I asked the same thing actually. Any ways what’s going is that the way the two sights are set are where the red dot sight acts as a replacement for the weapons standard sights. It does this by first having a tag called disable_sights and it has an additional aim cost allowing it to fully replace the weapons base sight dispersion. The survivor laser sight would as it is set up currently act as a laser sight rather than true sights which is why you aren’t seeing a sight dispersion change.
check where they attach. do they say SIGHT, RAIL, or UNDERBARREL? only things in the SIGHT slot actually REPLACE sights. the others just modify of sighting in works. a laser should give you increased aim sped. as in it takes less time for your steadiness to reach max.
That’s not dumb in the slightest. A great many firearm optics and other things which occupy what we’d call the “sight” slot are designed such that they still permit the use of the weapon’s factory iron sights.
Bear in mind that a red-dot sight is a completely different aiming mechanism from a laser sight.

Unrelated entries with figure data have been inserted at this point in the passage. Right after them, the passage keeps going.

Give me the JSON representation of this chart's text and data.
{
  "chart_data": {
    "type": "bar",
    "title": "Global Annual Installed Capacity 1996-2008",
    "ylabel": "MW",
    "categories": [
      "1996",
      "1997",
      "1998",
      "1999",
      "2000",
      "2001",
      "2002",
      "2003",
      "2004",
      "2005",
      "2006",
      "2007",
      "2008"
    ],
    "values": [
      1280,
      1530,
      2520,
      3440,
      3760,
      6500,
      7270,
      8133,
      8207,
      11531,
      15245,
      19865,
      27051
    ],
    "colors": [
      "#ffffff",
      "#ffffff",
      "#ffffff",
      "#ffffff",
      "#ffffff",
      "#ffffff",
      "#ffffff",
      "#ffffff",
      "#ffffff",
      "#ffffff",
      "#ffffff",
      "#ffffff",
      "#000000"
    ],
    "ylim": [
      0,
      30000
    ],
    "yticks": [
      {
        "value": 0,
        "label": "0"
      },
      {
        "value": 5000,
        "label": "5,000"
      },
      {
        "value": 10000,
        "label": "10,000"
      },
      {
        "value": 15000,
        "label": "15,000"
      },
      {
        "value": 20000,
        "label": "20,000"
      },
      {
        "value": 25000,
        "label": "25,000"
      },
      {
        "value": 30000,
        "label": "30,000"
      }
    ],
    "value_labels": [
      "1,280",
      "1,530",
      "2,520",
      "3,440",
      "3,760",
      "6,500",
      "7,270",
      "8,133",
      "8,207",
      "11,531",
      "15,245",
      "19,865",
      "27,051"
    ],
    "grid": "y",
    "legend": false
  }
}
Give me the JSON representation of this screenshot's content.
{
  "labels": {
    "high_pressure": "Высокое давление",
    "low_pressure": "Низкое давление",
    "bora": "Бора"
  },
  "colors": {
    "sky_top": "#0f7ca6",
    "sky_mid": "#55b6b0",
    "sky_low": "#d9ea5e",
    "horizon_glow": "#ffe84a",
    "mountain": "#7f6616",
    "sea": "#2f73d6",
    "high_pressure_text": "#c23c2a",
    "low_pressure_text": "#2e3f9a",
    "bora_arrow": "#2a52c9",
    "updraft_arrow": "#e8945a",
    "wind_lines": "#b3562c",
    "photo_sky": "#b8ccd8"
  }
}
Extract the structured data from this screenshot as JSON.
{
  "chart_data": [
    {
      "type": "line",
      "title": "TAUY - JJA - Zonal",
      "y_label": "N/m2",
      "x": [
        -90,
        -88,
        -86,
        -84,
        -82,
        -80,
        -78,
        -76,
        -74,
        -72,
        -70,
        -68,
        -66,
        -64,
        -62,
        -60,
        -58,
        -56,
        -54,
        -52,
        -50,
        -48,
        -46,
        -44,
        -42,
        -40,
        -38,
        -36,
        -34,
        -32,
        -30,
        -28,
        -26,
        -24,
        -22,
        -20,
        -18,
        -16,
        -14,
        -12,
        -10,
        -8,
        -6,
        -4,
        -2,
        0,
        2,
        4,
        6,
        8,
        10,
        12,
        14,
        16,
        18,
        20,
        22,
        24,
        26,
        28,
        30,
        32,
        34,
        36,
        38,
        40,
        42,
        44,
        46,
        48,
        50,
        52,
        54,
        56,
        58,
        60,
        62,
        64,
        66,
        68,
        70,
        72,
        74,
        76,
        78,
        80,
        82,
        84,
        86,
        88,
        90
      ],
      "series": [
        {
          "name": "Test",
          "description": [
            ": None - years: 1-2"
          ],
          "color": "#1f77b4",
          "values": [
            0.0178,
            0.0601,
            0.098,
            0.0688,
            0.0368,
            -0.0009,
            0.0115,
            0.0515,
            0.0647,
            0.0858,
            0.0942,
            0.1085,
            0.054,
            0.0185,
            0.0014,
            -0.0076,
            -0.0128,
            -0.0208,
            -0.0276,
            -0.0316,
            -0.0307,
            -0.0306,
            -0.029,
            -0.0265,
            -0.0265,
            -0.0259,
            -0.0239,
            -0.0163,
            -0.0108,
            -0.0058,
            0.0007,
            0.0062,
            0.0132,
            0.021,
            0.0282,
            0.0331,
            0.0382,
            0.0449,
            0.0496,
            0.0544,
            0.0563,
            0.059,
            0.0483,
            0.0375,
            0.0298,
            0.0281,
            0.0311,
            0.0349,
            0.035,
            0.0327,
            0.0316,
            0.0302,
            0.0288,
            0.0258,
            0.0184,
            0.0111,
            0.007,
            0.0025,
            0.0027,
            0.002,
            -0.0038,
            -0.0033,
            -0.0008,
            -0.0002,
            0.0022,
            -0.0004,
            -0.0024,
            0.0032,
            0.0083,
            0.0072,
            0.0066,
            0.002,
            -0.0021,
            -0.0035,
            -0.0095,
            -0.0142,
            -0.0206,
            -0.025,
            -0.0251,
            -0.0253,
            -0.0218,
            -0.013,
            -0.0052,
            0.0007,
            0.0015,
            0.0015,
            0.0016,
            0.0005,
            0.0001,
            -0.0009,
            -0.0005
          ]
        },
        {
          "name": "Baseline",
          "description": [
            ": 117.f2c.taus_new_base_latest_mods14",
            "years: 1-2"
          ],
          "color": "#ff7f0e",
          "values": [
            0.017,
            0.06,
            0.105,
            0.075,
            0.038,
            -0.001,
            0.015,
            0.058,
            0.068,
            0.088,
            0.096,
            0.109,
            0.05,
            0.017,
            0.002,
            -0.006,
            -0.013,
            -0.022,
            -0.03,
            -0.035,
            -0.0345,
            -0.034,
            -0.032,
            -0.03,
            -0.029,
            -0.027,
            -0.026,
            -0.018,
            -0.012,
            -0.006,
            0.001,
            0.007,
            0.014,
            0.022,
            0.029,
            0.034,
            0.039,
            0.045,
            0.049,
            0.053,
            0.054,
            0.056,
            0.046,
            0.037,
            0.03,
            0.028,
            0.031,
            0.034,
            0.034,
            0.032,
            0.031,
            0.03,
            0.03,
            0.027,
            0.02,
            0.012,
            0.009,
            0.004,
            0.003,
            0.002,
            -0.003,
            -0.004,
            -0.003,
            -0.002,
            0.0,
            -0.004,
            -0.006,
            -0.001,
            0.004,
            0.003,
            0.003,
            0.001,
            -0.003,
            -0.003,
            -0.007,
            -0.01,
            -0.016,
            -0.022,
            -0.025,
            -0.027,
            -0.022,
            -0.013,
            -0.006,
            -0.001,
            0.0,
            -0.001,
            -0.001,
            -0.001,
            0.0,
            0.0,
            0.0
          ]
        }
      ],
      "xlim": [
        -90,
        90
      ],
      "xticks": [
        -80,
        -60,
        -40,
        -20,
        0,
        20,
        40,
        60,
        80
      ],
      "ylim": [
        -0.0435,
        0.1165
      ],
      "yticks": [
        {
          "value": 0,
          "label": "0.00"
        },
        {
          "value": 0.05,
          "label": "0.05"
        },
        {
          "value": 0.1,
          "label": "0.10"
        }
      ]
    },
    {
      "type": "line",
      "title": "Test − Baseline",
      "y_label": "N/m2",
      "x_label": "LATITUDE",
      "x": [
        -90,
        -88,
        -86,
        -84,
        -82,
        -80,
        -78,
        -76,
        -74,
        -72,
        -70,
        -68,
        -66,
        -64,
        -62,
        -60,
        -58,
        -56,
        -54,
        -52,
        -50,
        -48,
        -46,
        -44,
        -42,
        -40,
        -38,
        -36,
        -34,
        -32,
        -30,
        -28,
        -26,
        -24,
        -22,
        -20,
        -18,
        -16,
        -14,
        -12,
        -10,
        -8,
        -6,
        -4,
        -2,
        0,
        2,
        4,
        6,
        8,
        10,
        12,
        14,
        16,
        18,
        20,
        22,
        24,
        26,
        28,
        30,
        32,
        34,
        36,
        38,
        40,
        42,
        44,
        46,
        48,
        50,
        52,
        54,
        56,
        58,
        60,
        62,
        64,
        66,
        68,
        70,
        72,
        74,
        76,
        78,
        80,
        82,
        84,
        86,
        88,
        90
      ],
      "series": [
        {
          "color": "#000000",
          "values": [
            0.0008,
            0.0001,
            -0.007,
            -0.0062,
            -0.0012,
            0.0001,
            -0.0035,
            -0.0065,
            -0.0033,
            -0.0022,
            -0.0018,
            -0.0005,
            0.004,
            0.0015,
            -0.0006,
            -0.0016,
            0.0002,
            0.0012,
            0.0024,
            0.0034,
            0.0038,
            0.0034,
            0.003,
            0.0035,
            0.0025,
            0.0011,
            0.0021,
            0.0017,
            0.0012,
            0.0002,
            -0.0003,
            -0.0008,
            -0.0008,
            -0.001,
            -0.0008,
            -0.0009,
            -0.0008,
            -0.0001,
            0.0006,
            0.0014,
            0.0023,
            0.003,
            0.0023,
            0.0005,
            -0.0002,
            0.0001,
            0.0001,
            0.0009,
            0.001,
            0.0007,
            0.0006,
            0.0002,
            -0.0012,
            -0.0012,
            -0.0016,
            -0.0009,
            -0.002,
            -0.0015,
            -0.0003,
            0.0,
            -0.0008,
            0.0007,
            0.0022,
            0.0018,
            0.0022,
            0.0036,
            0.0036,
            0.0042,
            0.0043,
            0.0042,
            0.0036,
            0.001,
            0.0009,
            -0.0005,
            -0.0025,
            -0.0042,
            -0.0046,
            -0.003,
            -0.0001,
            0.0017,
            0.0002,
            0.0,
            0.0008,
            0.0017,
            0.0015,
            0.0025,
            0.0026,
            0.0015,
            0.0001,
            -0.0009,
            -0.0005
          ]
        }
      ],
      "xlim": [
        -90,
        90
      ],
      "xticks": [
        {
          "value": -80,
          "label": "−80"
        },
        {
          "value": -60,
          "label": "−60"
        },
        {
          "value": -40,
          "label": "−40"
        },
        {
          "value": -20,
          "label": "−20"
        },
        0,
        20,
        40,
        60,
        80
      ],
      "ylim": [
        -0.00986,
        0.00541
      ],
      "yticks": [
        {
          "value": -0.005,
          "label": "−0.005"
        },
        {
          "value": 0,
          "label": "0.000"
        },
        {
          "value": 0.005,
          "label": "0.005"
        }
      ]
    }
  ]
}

The red dot sight is much closer to a classical iron sight - it just uses some clever optics to project a red pointer over your field of view to indicate the aimpoint. They are good for faster target acquisition at the cost of some of the deliberate precision of iron sights or a true scope.
The laser sight on the other hand, puts an actual laser line downfield to show where the gun is pointing, and this can be seen even when you’re not ‘aiming’ down the gunbarrel, unlike the red dot. It goes considerably further in sacrificing precision for speed of aiming and retaining situational awareness.
Normally you’d never want to use an actual laser sight as a military fighter, as it gives away your exact position too readily - but against enemies with very poor perception such as zombies, that’s probably not a meaningful issue.